Die Aufgabenliste lohnt genaues Lesen, denn sie beschreibt die Form der realen Adoption — nicht die Form einer Roadmap:
- 37% — Suche nach Informationen oder technischer Hilfe
- 32% — Verfassen von Kommunikation, Dokumentation oder Anleitungen
- 32% — Ideengenerierung
- 31% — Interpretieren, Übersetzen oder Zusammenfassen von Informationen
- 27% — administrative Aufgaben
Nichts davon ist agentisch.

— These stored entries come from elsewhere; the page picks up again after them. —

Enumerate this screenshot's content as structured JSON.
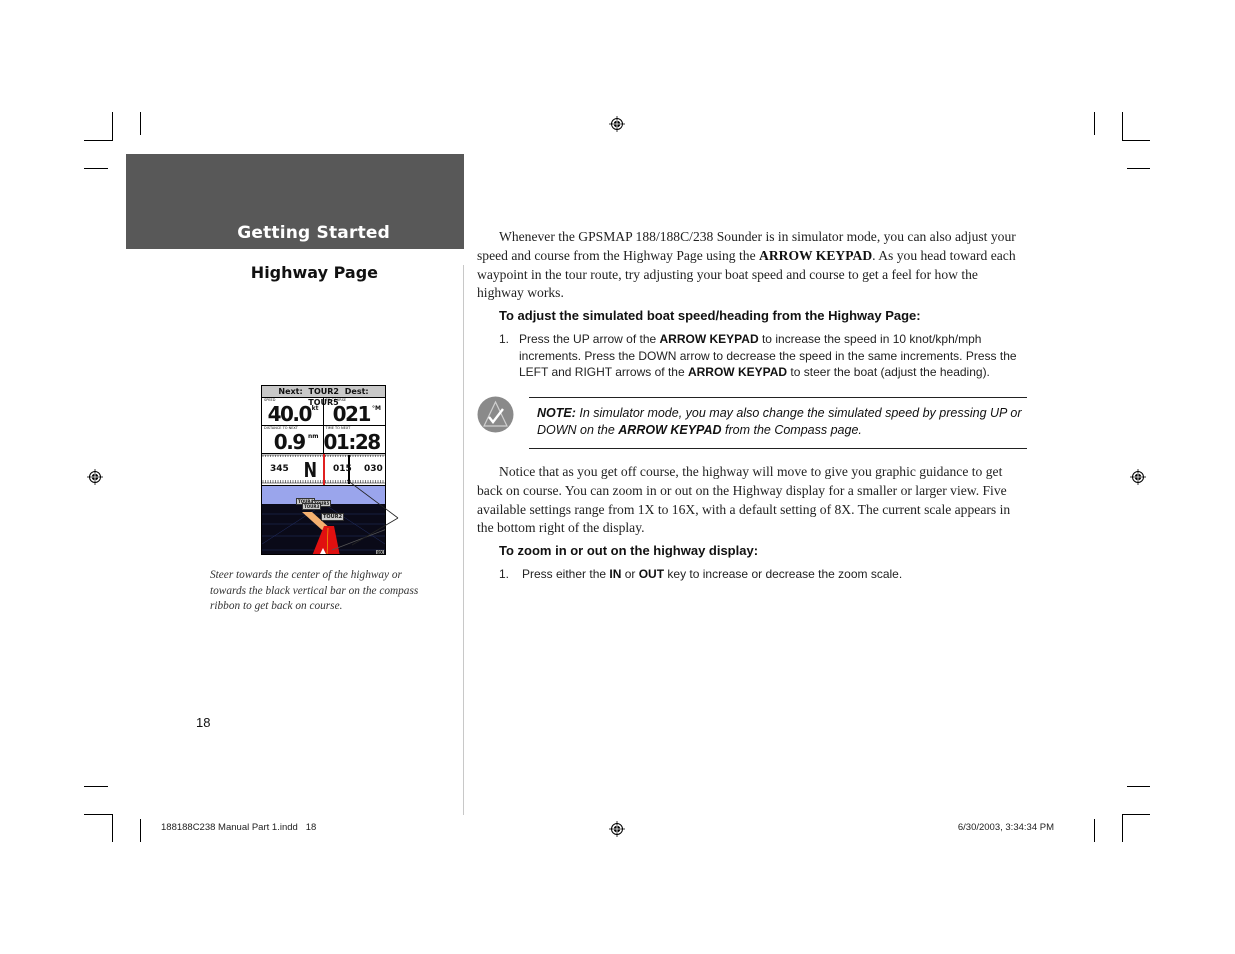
{
  "header": {
    "section_title": "Getting Started",
    "page_subtitle": "Highway Page",
    "band_color": "#585858"
  },
  "figure": {
    "gps_screen": {
      "top_bar": "Next: TOUR2   Dest: TOUR5",
      "fields": [
        {
          "label": "SPEED",
          "value": "40.0",
          "unit": "kt"
        },
        {
          "label": "TO COURSE",
          "value": "021",
          "unit": "°M"
        },
        {
          "label": "DISTANCE TO NEXT",
          "value": "0.9",
          "unit": "nm"
        },
        {
          "label": "TIME TO NEXT",
          "value": "01:28",
          "unit": ""
        }
      ],
      "compass_ribbon": {
        "labels": [
          "345",
          "N",
          "015",
          "030"
        ],
        "course_marker_color": "#e02020",
        "bearing_marker_color": "#000000"
      },
      "waypoints": [
        "TOUR4",
        "TOUR3",
        "TOUR5",
        "TOUR2"
      ],
      "zoom_scale": "8X",
      "highway_color": "#e01010",
      "sky_color": "#9aa5ec"
    },
    "caption": "Steer towards the center of the highway or towards the black vertical bar on the compass ribbon to get back on course."
  },
  "page_number": "18",
  "content": {
    "intro_paragraph": {
      "before": "Whenever the GPSMAP 188/188C/238 Sounder is in simulator mode, you can also adjust your speed and course from the Highway Page using the ",
      "bold": "ARROW KEYPAD",
      "after": ". As you head toward each waypoint in the tour route, try adjusting your boat speed and course to get a feel for how the highway works."
    },
    "procedure1": {
      "heading": "To adjust the simulated boat speed/heading from the Highway Page:",
      "steps": [
        {
          "num": "1.",
          "t1": "Press the UP arrow of the ",
          "b1": "ARROW KEYPAD",
          "t2": " to increase the speed in 10 knot/kph/mph increments. Press the DOWN arrow to decrease the speed in the same increments. Press the LEFT and RIGHT arrows of the ",
          "b2": "ARROW KEYPAD",
          "t3": " to steer the boat (adjust the heading)."
        }
      ]
    },
    "note": {
      "icon": "checkmark-note-icon",
      "label": "NOTE:",
      "t1": " In simulator mode, you may also change the simulated speed by pressing UP or DOWN on the ",
      "bold": "ARROW KEYPAD",
      "t2": " from the Compass page."
    },
    "notice_paragraph": "Notice that as you get off course, the highway will move to give you graphic guidance to get back on course. You can zoom in or out on the Highway display for a smaller or larger view. Five available settings range from 1X to 16X, with a default setting of 8X. The current scale appears in the bottom right of the display.",
    "procedure2": {
      "heading": "To zoom in or out on the highway display:",
      "steps": [
        {
          "num": "1.",
          "t1": "Press either the ",
          "b1": "IN",
          "t2": " or ",
          "b2": "OUT",
          "t3": " key to increase or decrease the zoom scale."
        }
      ]
    }
  },
  "print_slug": {
    "file": "188188C238 Manual Part 1.indd   18",
    "timestamp": "6/30/2003, 3:34:34 PM"
  }
}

Es ist Recherche, Entwurf und Verdichtung — die substituierbare Mitte der Wissensarbeit, nicht die durchgängige Prozessverantwortung, um die herum die meisten Rollout-Pläne für 2026 geschrieben sind.
Dann die Zeitfrage. Unter den Beschäftigten, die in der Vorwoche KI genutzt hatten, sah die Verteilung so aus: 25% sparten weniger als eine Stunde, 31% ein bis zwei Stunden, rund 30% drei Stunden oder mehr (etwa gleich verteilt auf drei Stunden und vier oder mehr), 10% sparten keine Zeit und 3% gaben an, die Arbeit habe mit KI länger gedauert als ohne (Census Bureau, 2026; CBS News, 2026).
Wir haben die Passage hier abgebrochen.